L’Apec, qui vient aussi de publier une étude sur la dynamique de verdissement des métiers cadres en faveur de la transition énergétique, en arrive à la même conclusion : « la dynamique est engagée. Si ces métiers à finalité environnementale représentent moins de 1 % de l’emploi cadre (soit près de 25 500 cadres du secteur privé), les offres d’emploi cadre augmentent fortement pour ces profils : + 48 % entre 2019 et 2022 (contre + 19 % pour l’ensemble des offres), les métiers de l’énergie étant les plus concernés ».
« Le nombre de nos missions concernant la rénovation des bâtiments est aussi en plein développement, confirme Romain Riou, manager exécutif Senior pour Page Personnel spécialisé en métiers de la construction et de l’immobilier. Cela représente aujourd’hui 50 % de nos recrutements contre 30 % en 2017. Pour trouver un conducteur de travaux, la mission me prend aujourd’hui de 3 à 5 mois. Il m’en fallait 1,5 en 2017… Il y a aujourd’hui pénurie de candidats et les lois imposant de rénover énergétiquement les bâtiments, d’interdire l’artificialisation des sols ne font que développer la rénovation énergétique de l’existant ».
En vidéo, table ronde sur les enjeux emplois de la transition écologique
Rénovation énergétique des bâtiments : analyse prospective des besoins en emplois et compétences, défis à relever. Avec Hélène Garner, directrice du département Travail, Emploi, Compétences - France Stratégie ; Dorian Roucher, sous-directeur Emploi et Marché du travail – Dares ; Gilles Aymoz, directeur adjoint à la direction Villes et territoires durables - Ademe.

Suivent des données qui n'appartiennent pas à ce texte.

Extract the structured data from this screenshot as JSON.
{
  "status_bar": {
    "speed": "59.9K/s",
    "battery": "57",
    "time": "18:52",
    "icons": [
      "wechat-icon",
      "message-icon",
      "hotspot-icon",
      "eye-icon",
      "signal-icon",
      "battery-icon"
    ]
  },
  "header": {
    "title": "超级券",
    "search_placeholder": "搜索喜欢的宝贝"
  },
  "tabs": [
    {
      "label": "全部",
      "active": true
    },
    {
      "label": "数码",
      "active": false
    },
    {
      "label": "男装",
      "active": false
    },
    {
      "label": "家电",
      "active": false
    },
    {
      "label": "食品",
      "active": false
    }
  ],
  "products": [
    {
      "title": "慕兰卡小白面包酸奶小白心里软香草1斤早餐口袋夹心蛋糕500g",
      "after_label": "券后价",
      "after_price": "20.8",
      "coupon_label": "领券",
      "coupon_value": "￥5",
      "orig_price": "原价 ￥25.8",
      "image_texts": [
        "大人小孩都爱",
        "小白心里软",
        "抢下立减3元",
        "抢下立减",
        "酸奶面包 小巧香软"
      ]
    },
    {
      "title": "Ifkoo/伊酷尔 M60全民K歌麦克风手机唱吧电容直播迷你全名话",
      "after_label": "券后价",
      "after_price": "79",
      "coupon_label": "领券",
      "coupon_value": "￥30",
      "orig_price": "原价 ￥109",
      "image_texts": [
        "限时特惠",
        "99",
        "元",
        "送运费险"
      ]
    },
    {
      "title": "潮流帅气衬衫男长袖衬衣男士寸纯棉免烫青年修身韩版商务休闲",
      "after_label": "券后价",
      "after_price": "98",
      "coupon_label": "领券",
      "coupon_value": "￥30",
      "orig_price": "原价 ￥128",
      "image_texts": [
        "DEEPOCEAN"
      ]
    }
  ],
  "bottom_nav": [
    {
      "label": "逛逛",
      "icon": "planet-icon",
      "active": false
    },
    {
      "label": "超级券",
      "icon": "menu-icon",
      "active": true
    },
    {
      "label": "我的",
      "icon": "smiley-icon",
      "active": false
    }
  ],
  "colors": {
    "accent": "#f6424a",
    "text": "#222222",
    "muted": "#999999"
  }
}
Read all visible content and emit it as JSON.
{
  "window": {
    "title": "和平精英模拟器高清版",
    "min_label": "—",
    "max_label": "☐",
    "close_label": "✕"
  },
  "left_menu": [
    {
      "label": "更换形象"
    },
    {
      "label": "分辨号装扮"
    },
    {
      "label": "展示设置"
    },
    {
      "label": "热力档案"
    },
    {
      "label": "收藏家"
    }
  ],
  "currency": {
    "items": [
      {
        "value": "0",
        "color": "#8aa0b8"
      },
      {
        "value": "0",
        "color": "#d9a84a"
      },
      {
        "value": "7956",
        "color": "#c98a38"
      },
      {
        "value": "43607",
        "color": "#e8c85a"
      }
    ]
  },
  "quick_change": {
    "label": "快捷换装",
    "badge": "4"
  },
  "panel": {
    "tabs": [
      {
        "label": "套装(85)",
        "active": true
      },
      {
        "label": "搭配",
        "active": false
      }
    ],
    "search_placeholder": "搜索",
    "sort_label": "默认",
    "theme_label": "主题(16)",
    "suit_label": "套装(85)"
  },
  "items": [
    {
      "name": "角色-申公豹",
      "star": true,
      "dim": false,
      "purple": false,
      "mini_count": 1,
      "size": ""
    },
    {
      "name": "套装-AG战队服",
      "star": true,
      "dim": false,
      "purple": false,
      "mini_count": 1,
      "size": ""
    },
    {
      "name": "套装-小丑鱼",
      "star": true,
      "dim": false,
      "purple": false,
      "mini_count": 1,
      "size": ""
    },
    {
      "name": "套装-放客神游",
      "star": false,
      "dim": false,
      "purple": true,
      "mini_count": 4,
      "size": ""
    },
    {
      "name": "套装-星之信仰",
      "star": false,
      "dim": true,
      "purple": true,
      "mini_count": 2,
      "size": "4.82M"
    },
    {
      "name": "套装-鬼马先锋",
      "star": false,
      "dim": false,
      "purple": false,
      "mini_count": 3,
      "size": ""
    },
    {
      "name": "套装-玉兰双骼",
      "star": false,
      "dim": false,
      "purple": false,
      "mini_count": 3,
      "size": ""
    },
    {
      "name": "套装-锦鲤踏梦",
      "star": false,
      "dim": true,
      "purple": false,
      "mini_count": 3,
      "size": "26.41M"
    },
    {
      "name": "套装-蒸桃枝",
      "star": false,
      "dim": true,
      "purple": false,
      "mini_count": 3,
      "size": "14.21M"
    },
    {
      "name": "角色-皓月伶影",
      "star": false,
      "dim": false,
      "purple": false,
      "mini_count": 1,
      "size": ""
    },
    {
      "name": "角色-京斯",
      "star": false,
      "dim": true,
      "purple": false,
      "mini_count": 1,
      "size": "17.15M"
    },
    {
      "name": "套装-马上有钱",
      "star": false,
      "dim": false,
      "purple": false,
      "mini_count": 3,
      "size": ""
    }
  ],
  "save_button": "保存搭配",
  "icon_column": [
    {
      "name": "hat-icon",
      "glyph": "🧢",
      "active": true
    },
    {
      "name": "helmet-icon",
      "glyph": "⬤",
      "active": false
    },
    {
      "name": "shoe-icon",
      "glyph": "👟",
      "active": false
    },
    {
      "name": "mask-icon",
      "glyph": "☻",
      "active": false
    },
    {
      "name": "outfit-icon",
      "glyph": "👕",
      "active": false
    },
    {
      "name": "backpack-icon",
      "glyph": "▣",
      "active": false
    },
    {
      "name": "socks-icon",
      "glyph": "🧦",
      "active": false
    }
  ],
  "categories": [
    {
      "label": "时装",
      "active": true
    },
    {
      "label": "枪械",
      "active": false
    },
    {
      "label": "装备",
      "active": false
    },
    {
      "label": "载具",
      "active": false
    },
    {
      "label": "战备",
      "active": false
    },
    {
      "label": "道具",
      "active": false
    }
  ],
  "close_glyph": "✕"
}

Les fonctions qui recrutent le plus
Les cadres les plus recherchés dans ce secteur sont les conducteurs de travaux en rénovation ou en génie climatique. Ils peuvent aussi s’appeler chef de projet ou chargé d’affaire. Leurs missions consistent à coordonner un chantier, suivre le budget, les délais, gérer les relations avec les clients. Un diplôme de niveau Bac +2 à Bac +5 est exigé.
Le deuxième métier particulièrement recherché est celui d’ingénieur thermique. Ces spécialistes travaillent dans des bureaux d’études pour mesurer les déperditions thermiques et proposer des solutions pour isoler au mieux les bâtiments.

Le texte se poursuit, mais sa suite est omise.